А USB это и не модемы, например у тех что МТУ студентам со скидками давало просто все делается софтверно загружая в память прошивку мопеда, ну разве это модем?

----------

## dish

Согласен, это как с вынь-модемами

Только USB дешевле, чем LAN  :Smile: 

Маленький хинт:

на Митинском рынке продают б/у LAN-ADSL модемы по отличным ценам. Несколько друзей там брали, никаких проблем.

----------

## Ernillew

Dish, да ладно зачем б/у?

D-Link я свой брал за 50 баксов, это тебе не ZyXEL за 75-100, зато там стоит тоже GNU/Linux и я знаю что в модеме  :Smile: 

----------

## Daimondie

Через eagle-usb можно без проблем подключить Huawei SmartAX MT810.

----------

## Tariel

Главное не USB. Желательно с возможностью использования как роутер, тогда не будешь заморачиваться с настройкой ppp и rp-pppoe.  Уже третий год юзаю ECI B-Focus 270, за это время сменил трёх провайдеров ADSL в двух странах и никаких проблем. В своё время получил как бридж от провайдера, перенастроил на роутер, один раз забиваешь настройки провайдера и при включении через 20-30 сек. уже в сети. До этого был USB, так под офтопом мучался, а под линуксом вообще не смог настроить.

----------

## africa

 *Tariel wrote:*   

> Желательно с возможностью использования как роутер.

  батя не гони так сильно такая лажа никому не нужна потому как тормозить будет сматчно когда по 1000 сесий за раз открывать. качкам такова гавна ненада

----------

## viy

2africa: О! Вы говорите по-французки?

----------

## rusxakep

Сижу на стриме - юзаю DLink G604T - очень удобно:

сам комп через кабель

друзья и КПК через Wifi

все быстро и надежно.

BTW: Позволяет юзать себя как роутер и как прозрачный мост. Выбрал первый вариант - благо pppOe ставить не надо.

----------

## Davidov

 *Quote:*   

> у меня Zyxel OMNI ADSL LAN EE
> 
> собрал ядрышко с ppp поставил rp-pppoe и все работает 

 

А можно было настроить как роутер (см. http://www.exler.ru/expromt/17-08-2004.htm, под линуксом ни чем не отличается) и ничего даже не ставить (по желанию даже DHCP клиента поднять, чтоб не задавать статический IP).

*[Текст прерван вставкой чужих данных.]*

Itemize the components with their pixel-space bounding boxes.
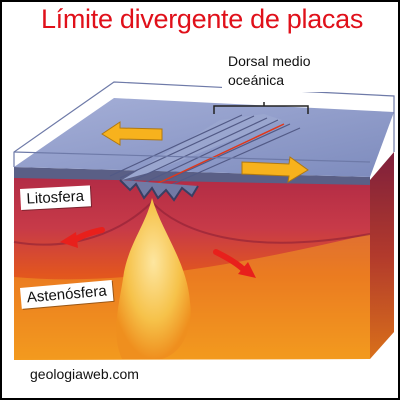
asthenosphere-layer (14, 234, 370, 360)
rift-valley (147, 123, 285, 189)
diagram-title: Límite divergente de placas (40, 4, 364, 34)
ridge-front-blocks (119, 179, 199, 202)
lithosphere-label: Litosfera (20, 185, 91, 210)
ridge-bracket (213, 102, 309, 114)
ocean-box-outline (13, 81, 395, 167)
ridge-label-line2: oceánica (228, 72, 285, 88)
ocean-box-edge (13, 151, 371, 163)
ridge-label-line1: Dorsal medio (228, 53, 311, 69)
ridge-label: Dorsal medio oceánica (222, 50, 328, 92)
surface-arrow-right (241, 156, 309, 183)
magma-plume (116, 198, 191, 359)
mantle-arrow-left-head (60, 232, 78, 248)
source-credit: geologiaweb.com (30, 366, 139, 382)
mid-ocean-ridge (122, 114, 282, 180)
ridge-fault-lines (109, 114, 301, 189)
surface-arrow-left (101, 121, 163, 146)
mantle-arrow-right (213, 249, 247, 273)
mantle-arrow-right-head (238, 262, 256, 278)
block-side-face (370, 152, 394, 359)
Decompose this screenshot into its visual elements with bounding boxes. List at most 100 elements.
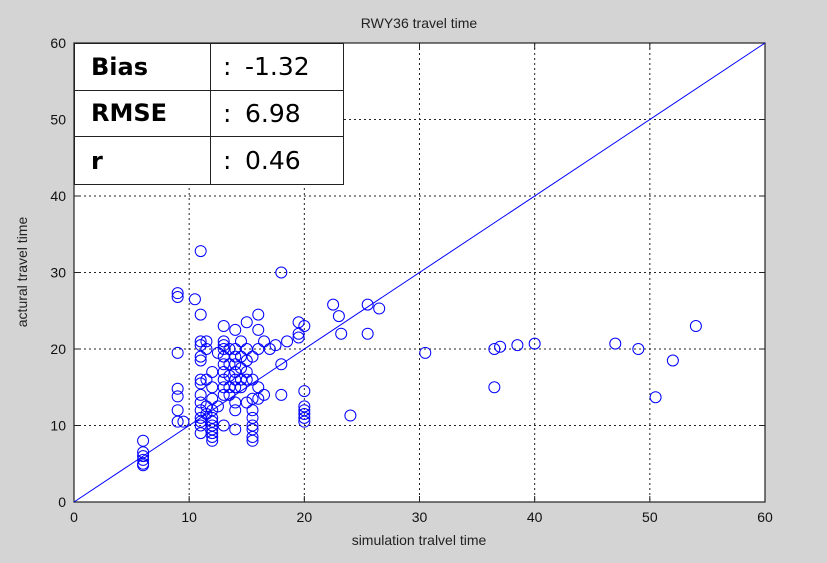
data-point bbox=[194, 419, 207, 432]
data-point bbox=[223, 343, 236, 355]
data-point bbox=[200, 343, 213, 355]
data-point bbox=[234, 373, 247, 386]
data-point bbox=[275, 388, 288, 401]
data-point bbox=[240, 373, 253, 386]
data-point bbox=[217, 335, 230, 348]
data-point bbox=[229, 373, 242, 386]
data-point bbox=[223, 388, 236, 401]
stats-row-rmse: RMSE : 6.98 bbox=[75, 90, 343, 138]
data-point bbox=[206, 434, 219, 447]
data-point bbox=[494, 340, 507, 353]
y-tick-label: 10 bbox=[50, 418, 66, 434]
chart-title: RWY36 travel time bbox=[361, 15, 478, 31]
x-tick-label: 40 bbox=[527, 509, 543, 525]
data-point bbox=[211, 400, 224, 413]
data-point bbox=[298, 320, 311, 333]
data-point bbox=[298, 385, 311, 398]
data-point bbox=[361, 327, 374, 340]
data-point bbox=[281, 335, 294, 348]
data-point bbox=[217, 320, 230, 333]
data-point bbox=[137, 459, 150, 472]
data-point bbox=[194, 335, 207, 348]
x-tick-label: 50 bbox=[642, 509, 658, 525]
data-point bbox=[649, 391, 662, 404]
stats-value: 0.46 bbox=[245, 146, 301, 176]
data-point bbox=[171, 290, 184, 303]
data-point bbox=[171, 390, 184, 403]
data-point bbox=[298, 411, 311, 424]
data-point bbox=[252, 323, 265, 336]
data-point bbox=[171, 382, 184, 395]
stats-label: r bbox=[75, 137, 211, 184]
data-point bbox=[217, 381, 230, 394]
data-point bbox=[217, 419, 230, 432]
stats-colon: : bbox=[223, 146, 232, 176]
data-point bbox=[217, 350, 230, 363]
data-point bbox=[298, 415, 311, 428]
x-tick-label: 20 bbox=[297, 509, 313, 525]
data-point bbox=[298, 408, 311, 421]
data-point bbox=[206, 427, 219, 440]
data-point bbox=[269, 339, 282, 352]
data-point bbox=[137, 453, 150, 466]
data-point bbox=[217, 388, 230, 401]
data-point bbox=[229, 423, 242, 436]
data-point bbox=[194, 350, 207, 363]
data-point bbox=[361, 298, 374, 311]
data-point bbox=[206, 430, 219, 443]
reference-line bbox=[73, 42, 766, 503]
y-tick-label: 30 bbox=[50, 265, 66, 281]
data-point bbox=[246, 404, 259, 417]
data-point bbox=[275, 358, 288, 371]
data-points bbox=[137, 245, 702, 472]
stats-value: -1.32 bbox=[245, 52, 310, 82]
data-point bbox=[171, 415, 184, 428]
data-point bbox=[229, 323, 242, 336]
data-point bbox=[666, 354, 679, 367]
data-point bbox=[194, 245, 207, 258]
y-axis-label: actural travel time bbox=[14, 217, 30, 328]
data-point bbox=[632, 343, 645, 355]
data-point bbox=[194, 388, 207, 401]
data-point bbox=[609, 337, 622, 350]
data-point bbox=[240, 365, 253, 378]
data-point bbox=[528, 337, 541, 350]
data-point bbox=[332, 310, 345, 323]
x-tick-label: 60 bbox=[757, 509, 773, 525]
data-point bbox=[240, 316, 253, 329]
stats-label: RMSE bbox=[75, 90, 211, 137]
data-point bbox=[258, 388, 271, 401]
y-tick-label: 40 bbox=[50, 188, 66, 204]
data-point bbox=[229, 404, 242, 417]
data-point bbox=[327, 298, 340, 311]
data-point bbox=[344, 409, 357, 422]
stats-row-r: r : 0.46 bbox=[75, 137, 343, 184]
stats-value-cell: : 0.46 bbox=[211, 137, 343, 184]
y-tick-label: 60 bbox=[50, 35, 66, 51]
x-tick-label: 30 bbox=[412, 509, 428, 525]
stats-colon: : bbox=[223, 52, 232, 82]
stats-colon: : bbox=[223, 98, 232, 128]
data-point bbox=[223, 381, 236, 394]
data-point bbox=[194, 373, 207, 386]
data-point bbox=[488, 343, 501, 355]
reference-line-group bbox=[73, 42, 766, 503]
data-point bbox=[246, 430, 259, 443]
stats-value-cell: : -1.32 bbox=[211, 44, 343, 90]
data-point bbox=[229, 350, 242, 363]
data-point bbox=[246, 373, 259, 386]
x-axis-label: simulation tralvel time bbox=[352, 532, 487, 548]
data-point bbox=[229, 343, 242, 355]
data-point bbox=[258, 335, 271, 348]
data-point bbox=[488, 381, 501, 394]
x-tick-label: 0 bbox=[70, 509, 78, 525]
data-point bbox=[292, 331, 305, 344]
stats-label: Bias bbox=[75, 44, 211, 90]
data-point bbox=[171, 346, 184, 359]
data-point bbox=[229, 381, 242, 394]
y-tick-label: 20 bbox=[50, 341, 66, 357]
y-tick-label: 50 bbox=[50, 112, 66, 128]
stats-value: 6.98 bbox=[245, 98, 301, 128]
data-point bbox=[217, 358, 230, 371]
data-point bbox=[234, 335, 247, 348]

Zyxel рулит. D-LINK у многих виснет.  :Sad: 

(сейчас в меня полетят камни, но сам видел людей у которых вис, с руками у них все в порядке; вот почему-то Zyxel не виснет ни у кого)

----------

## Ernillew

Davidov, а я у себя видел совершенно не виснуший D-Link и виснущие ZyXEL...

А вообще на ZyXEL какая-то невразумительная своя OS, а на D-Link стоит GNU/Linux в котором лично я уверен, а если надо будет и прошивку сделаю сам новую  :Smile: 

----------